DEXTER — After having lived in a single-wide, 14-by-74-foot trailer for 16 years, Russell K. Carpenter and his children now have their own two-level house to call home.
The $175,000, 1,900-square-foot Smith Road home became a reality for the single father of six children with the help of the U.S. Department of Agriculture Rural Development Single-Family Housing Program. Designed to improve the quality of life for low- to moderate-income families, the low-interest loan program has materially improved the family’s quality of life.
“You have made it through what we call the American dream,” said Tony Hernandez, USDA Rural Development rural housing service administrator, who welcomed the Carpenters into their home Wednesday. “You did the work; we had staff to help you go through the process.”
He presented the Carpenters with mums and a giant, symbolic key to the house.
The children, Jennifer E., 9; Sabra A., 12; Aliegha M., 13; Zachary E., 13; Dakota L., 15, and Alex J., 17, already had claimed their spaces in the four-bedroom, 2.5-bath home, despite receiving the certificate of occupancy only Tuesday. Mr. Carpenter will have the first-floor master bedroom suite, while Alex has his own room upstairs, Zach and Dakota share the third bedroom and the three girls share the last bedroom.
In the trailer, all of boys were in one room, and the girls were in another.
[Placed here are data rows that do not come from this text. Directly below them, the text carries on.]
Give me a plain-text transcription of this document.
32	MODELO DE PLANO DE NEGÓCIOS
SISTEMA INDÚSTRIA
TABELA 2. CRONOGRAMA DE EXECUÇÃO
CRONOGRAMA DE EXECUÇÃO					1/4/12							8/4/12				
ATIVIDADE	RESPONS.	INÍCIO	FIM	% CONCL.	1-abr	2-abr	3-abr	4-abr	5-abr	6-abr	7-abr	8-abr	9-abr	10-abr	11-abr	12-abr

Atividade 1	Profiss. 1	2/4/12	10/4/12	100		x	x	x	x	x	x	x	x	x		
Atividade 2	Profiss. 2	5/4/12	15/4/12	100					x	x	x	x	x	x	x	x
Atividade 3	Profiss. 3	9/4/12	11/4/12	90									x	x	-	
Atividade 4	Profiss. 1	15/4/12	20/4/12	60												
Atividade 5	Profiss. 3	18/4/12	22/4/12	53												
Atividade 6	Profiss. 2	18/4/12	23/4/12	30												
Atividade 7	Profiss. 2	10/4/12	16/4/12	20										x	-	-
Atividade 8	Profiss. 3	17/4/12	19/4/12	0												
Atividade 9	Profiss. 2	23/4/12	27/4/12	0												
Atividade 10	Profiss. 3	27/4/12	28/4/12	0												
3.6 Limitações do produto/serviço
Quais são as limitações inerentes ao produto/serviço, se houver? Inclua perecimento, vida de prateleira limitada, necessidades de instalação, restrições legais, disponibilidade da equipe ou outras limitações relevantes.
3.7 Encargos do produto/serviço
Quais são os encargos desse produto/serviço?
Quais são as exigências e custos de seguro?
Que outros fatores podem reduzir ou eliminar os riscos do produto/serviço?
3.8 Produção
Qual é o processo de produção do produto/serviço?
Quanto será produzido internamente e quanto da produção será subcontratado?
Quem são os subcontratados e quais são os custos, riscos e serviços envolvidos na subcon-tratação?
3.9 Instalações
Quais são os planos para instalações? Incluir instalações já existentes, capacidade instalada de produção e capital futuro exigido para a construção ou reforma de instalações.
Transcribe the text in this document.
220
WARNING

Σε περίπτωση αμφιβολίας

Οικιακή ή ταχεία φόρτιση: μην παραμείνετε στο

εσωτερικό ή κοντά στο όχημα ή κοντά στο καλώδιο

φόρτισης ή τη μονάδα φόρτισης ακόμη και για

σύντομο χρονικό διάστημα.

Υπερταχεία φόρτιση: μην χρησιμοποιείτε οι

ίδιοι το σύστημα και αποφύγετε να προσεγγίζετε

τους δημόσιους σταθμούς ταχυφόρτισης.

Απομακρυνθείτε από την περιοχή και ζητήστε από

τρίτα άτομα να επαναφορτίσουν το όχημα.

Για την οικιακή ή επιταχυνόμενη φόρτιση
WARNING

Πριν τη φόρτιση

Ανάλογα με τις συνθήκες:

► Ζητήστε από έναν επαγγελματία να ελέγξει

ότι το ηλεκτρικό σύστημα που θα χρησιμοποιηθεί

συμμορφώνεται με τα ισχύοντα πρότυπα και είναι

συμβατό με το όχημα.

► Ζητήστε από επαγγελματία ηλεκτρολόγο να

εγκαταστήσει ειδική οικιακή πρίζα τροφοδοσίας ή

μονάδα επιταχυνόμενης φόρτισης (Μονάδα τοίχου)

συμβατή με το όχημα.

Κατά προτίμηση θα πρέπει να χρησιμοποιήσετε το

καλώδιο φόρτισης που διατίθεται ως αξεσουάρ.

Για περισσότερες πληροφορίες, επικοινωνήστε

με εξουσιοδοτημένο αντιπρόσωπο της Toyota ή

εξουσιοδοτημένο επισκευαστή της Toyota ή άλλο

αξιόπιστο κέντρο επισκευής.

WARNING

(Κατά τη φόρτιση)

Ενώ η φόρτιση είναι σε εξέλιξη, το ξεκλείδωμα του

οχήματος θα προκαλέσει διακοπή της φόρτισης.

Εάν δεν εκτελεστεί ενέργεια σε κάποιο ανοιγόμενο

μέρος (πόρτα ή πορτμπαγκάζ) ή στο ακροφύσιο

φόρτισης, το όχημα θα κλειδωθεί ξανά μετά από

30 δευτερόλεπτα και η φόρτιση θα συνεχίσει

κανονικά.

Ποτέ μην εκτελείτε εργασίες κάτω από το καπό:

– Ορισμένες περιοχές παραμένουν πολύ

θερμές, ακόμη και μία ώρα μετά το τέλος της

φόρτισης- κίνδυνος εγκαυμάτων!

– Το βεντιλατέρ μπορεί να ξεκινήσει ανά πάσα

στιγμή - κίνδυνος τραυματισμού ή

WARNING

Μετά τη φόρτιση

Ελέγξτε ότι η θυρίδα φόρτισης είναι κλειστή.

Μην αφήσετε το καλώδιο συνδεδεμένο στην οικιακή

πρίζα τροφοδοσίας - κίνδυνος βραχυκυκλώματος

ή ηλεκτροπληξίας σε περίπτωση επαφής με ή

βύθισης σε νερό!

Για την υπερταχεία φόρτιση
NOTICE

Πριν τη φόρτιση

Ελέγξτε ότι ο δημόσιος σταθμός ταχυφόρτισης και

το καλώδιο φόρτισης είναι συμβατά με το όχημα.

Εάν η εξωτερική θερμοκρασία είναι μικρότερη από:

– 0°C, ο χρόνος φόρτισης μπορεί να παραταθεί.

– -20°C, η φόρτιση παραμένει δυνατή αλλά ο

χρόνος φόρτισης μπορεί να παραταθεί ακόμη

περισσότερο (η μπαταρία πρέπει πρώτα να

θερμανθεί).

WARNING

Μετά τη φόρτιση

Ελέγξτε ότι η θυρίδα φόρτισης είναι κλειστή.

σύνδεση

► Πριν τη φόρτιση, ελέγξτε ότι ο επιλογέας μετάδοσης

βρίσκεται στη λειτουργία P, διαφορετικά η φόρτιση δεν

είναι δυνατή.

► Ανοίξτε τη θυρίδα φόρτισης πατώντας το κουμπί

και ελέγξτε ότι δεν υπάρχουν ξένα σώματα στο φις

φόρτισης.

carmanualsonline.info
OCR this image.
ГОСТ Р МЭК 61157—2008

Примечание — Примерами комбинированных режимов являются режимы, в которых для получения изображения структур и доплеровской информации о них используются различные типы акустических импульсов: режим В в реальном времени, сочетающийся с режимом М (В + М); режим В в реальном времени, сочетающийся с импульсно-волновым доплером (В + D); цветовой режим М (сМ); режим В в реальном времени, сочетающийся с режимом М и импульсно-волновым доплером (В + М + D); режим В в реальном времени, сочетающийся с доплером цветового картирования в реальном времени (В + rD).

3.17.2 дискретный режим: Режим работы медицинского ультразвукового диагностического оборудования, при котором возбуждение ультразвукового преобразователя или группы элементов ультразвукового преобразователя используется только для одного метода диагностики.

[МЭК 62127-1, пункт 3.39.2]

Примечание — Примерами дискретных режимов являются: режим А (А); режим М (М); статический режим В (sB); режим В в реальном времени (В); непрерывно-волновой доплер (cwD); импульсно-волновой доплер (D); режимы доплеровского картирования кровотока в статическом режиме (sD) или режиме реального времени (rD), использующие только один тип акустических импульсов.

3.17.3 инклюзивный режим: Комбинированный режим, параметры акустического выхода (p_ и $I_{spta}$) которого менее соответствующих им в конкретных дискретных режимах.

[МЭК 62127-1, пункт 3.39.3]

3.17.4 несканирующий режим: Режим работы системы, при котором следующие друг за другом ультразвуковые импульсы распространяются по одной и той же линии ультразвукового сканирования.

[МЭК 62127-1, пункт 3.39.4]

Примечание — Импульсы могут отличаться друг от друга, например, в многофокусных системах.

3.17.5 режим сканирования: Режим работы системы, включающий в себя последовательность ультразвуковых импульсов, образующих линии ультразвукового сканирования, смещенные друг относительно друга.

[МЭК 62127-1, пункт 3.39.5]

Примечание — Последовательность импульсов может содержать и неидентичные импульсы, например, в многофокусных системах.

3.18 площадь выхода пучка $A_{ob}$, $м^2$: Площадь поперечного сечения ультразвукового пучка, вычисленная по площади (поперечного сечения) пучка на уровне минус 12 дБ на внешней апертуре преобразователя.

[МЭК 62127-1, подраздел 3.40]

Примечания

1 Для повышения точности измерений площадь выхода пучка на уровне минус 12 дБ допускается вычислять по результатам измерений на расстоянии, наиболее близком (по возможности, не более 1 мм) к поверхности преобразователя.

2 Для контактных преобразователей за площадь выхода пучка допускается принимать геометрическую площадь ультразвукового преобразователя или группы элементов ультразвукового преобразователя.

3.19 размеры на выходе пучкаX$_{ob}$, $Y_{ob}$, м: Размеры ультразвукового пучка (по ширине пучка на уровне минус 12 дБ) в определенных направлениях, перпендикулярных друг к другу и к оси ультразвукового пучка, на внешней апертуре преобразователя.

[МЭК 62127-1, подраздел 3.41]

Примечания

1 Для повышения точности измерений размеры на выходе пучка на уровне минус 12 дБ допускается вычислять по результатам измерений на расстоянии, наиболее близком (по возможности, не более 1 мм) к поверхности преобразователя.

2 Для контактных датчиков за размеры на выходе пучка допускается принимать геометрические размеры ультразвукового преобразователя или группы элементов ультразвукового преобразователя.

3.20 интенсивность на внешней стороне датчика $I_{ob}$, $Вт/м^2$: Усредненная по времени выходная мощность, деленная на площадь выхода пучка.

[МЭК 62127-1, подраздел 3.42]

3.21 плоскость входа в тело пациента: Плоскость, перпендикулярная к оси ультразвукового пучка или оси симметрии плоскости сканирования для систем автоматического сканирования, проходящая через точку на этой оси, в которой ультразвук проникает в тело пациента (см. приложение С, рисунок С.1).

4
“In a room with my two brothers it was cluttered,” Dakota said as he went through the upstairs of his new home. “This is a good change.” He said Wednesday that his family’s dream of having their own home “never came true until today.”
He also decided that when Alex graduates from Lyme Central School, Chaumont, in June, he wants to move into that room. Aliegha said she was just excited to be able to have more friends visit.
“This gives them their own space,” Mr. Carpenter said. “In providing for them, they have to have a roof over their head. The difficulty is trying to make sure you have funding, enough money in the bank, and don’t run out of money. I wanted to do it right.”
For Mr. Carpenter, that meant waiting for the right opportunity to come along — the Single Family Housing Program — after having lived in the trailer for 16 years.
The Car-Freshener production worker had to pay for a first-time homeowner class, water testing and land surveying, and he dipped into his 401k to buy new appliances. He said he is most happy to know that with assistance from the USDA, American Homes, contractors and other personnel, he now has a safe, warm home on a 2-acre lot for his children.
The Carpenters expect to be fully moved in this weekend.
Last year, four newly constructed homes were made available through the program to families living in Jefferson County. Meanwhile, USDA Rural Development recently awarded a grant through its Community Facilities program to the North Country Christian Church soup kitchen, Sandy Creek, for a new roof, and Mr. Hernandez was on hand there to commemorate that funding.